NIHR Global Health Research Unit on Global Surgery, University of Birmingham, Birmingham, United Kingdom.
University of Birmingham, Birmingham, United Kingdom.
J Clin Oncol. 2021 Jan 1;39(1):66-78. doi: 10.1200/JCO.20.01933. Epub 2020 Oct 6.
As cancer surgery restarts after the first COVID-19 wave, health care providers urgently require data to determine where elective surgery is best performed. This study aimed to determine whether COVID-19-free surgical pathways were associated with lower postoperative pulmonary complication rates compared with hospitals with no defined pathway.
This international, multicenter cohort study included patients who underwent elective surgery for 10 solid cancer types without preoperative suspicion of SARS-CoV-2. Participating hospitals included patients from local emergence of SARS-CoV-2 until April 19, 2020. At the time of surgery, hospitals were defined as having a COVID-19-free surgical pathway (complete segregation of the operating theater, critical care, and inpatient ward areas) or no defined pathway (incomplete or no segregation, areas shared with patients with COVID-19). The primary outcome was 30-day postoperative pulmonary complications (pneumonia, acute respiratory distress syndrome, unexpected ventilation).
Of 9,171 patients from 447 hospitals in 55 countries, 2,481 were operated on in COVID-19-free surgical pathways. Patients who underwent surgery within COVID-19-free surgical pathways were younger with fewer comorbidities than those in hospitals with no defined pathway but with similar proportions of major surgery. After adjustment, pulmonary complication rates were lower with COVID-19-free surgical pathways (2.2% 4.9%; adjusted odds ratio [aOR], 0.62; 95% CI, 0.44 to 0.86). This was consistent in sensitivity analyses for low-risk patients (American Society of Anesthesiologists grade 1/2), propensity score-matched models, and patients with negative SARS-CoV-2 preoperative tests. The postoperative SARS-CoV-2 infection rate was also lower in COVID-19-free surgical pathways (2.1% 3.6%; aOR, 0.53; 95% CI, 0.36 to 0.76).

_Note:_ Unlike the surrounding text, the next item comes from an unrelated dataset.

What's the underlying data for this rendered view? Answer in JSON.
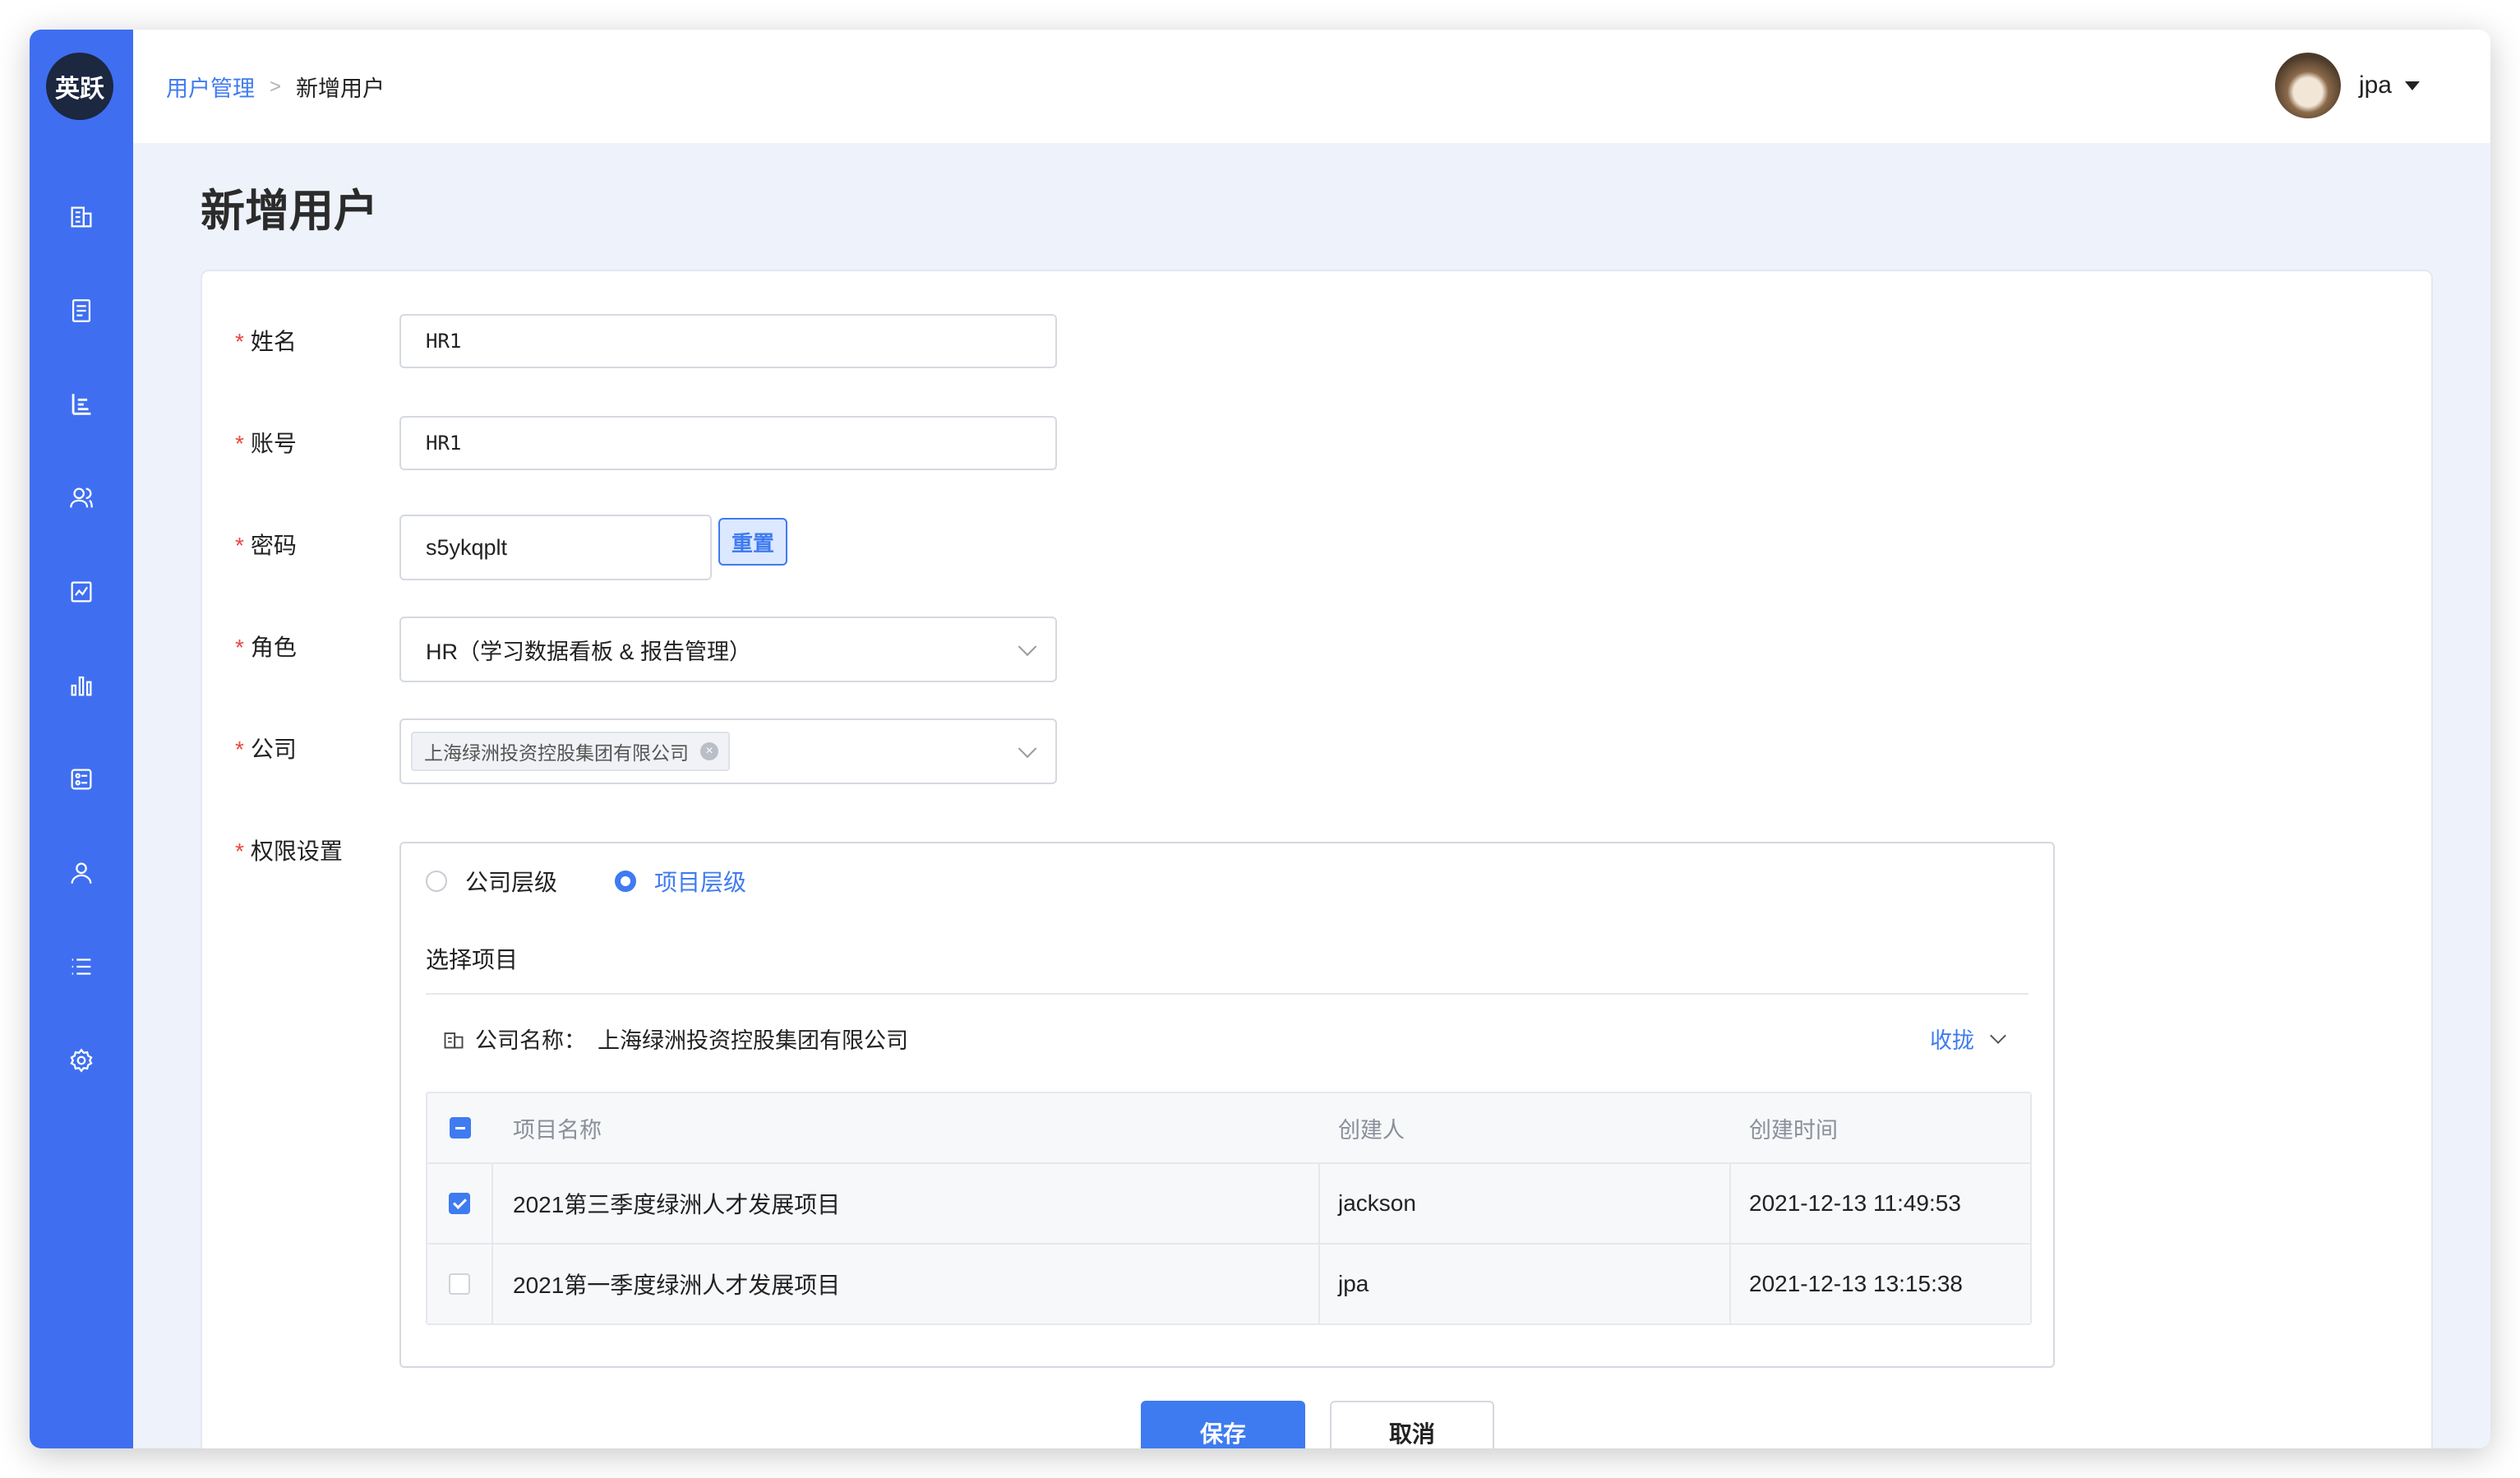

Within available resources, dedicated COVID-19-free surgical pathways should be established to provide safe elective cancer surgery during current and before future SARS-CoV-2 outbreaks.
随着第一波 COVID-19 疫情过后癌症手术的重新开展,医疗保健提供者迫切需要数据来确定在哪里进行选择性手术最佳。本研究旨在确定与没有明确途径的医院相比,无 COVID-19 手术途径是否与较低的术后肺部并发症发生率相关。

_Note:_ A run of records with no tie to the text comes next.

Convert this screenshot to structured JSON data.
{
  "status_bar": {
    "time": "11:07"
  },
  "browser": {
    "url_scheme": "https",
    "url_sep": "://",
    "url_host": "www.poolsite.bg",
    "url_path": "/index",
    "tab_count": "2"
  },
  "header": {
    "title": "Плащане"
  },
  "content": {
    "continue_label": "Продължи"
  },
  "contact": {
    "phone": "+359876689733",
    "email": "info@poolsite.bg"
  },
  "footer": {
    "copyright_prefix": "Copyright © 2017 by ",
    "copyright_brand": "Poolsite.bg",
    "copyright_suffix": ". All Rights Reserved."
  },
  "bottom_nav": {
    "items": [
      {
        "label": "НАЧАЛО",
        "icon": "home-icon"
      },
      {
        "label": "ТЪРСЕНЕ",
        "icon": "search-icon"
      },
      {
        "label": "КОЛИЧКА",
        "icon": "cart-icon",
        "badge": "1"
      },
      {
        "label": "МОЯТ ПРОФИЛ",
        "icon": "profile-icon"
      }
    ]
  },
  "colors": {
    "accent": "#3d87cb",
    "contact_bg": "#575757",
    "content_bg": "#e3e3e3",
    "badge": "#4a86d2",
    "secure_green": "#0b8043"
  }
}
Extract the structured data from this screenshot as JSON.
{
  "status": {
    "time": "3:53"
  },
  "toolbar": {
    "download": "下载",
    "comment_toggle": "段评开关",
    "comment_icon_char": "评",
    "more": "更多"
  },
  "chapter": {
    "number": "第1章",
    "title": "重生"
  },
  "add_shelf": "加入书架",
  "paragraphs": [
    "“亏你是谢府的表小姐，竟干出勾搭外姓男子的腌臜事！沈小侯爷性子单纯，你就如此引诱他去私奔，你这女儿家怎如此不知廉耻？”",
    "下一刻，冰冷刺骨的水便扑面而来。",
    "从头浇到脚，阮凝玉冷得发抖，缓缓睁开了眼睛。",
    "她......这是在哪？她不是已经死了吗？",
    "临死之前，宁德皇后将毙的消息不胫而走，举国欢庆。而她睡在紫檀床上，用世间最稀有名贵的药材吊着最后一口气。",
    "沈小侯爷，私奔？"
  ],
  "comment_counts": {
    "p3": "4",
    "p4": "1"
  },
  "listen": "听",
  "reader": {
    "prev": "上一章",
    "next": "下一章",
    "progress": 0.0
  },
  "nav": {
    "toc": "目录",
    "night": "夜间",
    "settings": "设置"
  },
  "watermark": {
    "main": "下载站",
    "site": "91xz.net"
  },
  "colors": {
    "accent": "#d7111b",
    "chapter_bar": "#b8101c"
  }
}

这项国际多中心队列研究纳入了 10 种实体癌类型的择期手术患者,术前无 SARS-CoV-2 感染的可疑迹象。参与研究的医院包括当地出现 SARS-CoV-2 直至 2020 年 4 月 19 日的患者。在手术时,医院被定义为有无 COVID-19 手术途径(手术室、重症监护病房和住院病房区域完全隔离)或无明确途径(隔离不完整或无隔离,与 COVID-19 患者共用区域)。主要结局为 30 天术后肺部并发症(肺炎、急性呼吸窘迫综合征、意外通气)。
在来自 55 个国家的 447 家医院的 9171 名患者中,有 2481 名患者在无 COVID-19 手术途径下进行了手术。与无明确途径的医院相比,接受无 COVID-19 手术途径的患者年龄较小,合并症较少,但主要手术比例相似。调整后,无 COVID-19 手术途径的肺部并发症发生率较低(2.2%比 4.9%;调整后的优势比 [aOR],0.62;95%CI,0.44 至 0.86)。在低风险患者(美国麻醉医师协会分级 1/2)、倾向评分匹配模型和术前 SARS-CoV-2 检测阴性的患者中,敏感性分析结果一致。无 COVID-19 手术途径的术后 SARS-CoV-2 感染率也较低(2.1%比 3.6%;aOR,0.53;95%CI,0.36 至 0.76)。
在现有资源范围内,应建立专门的无 COVID-19 手术途径,以在当前和未来 SARS-CoV-2 爆发期间提供安全的择期癌症手术。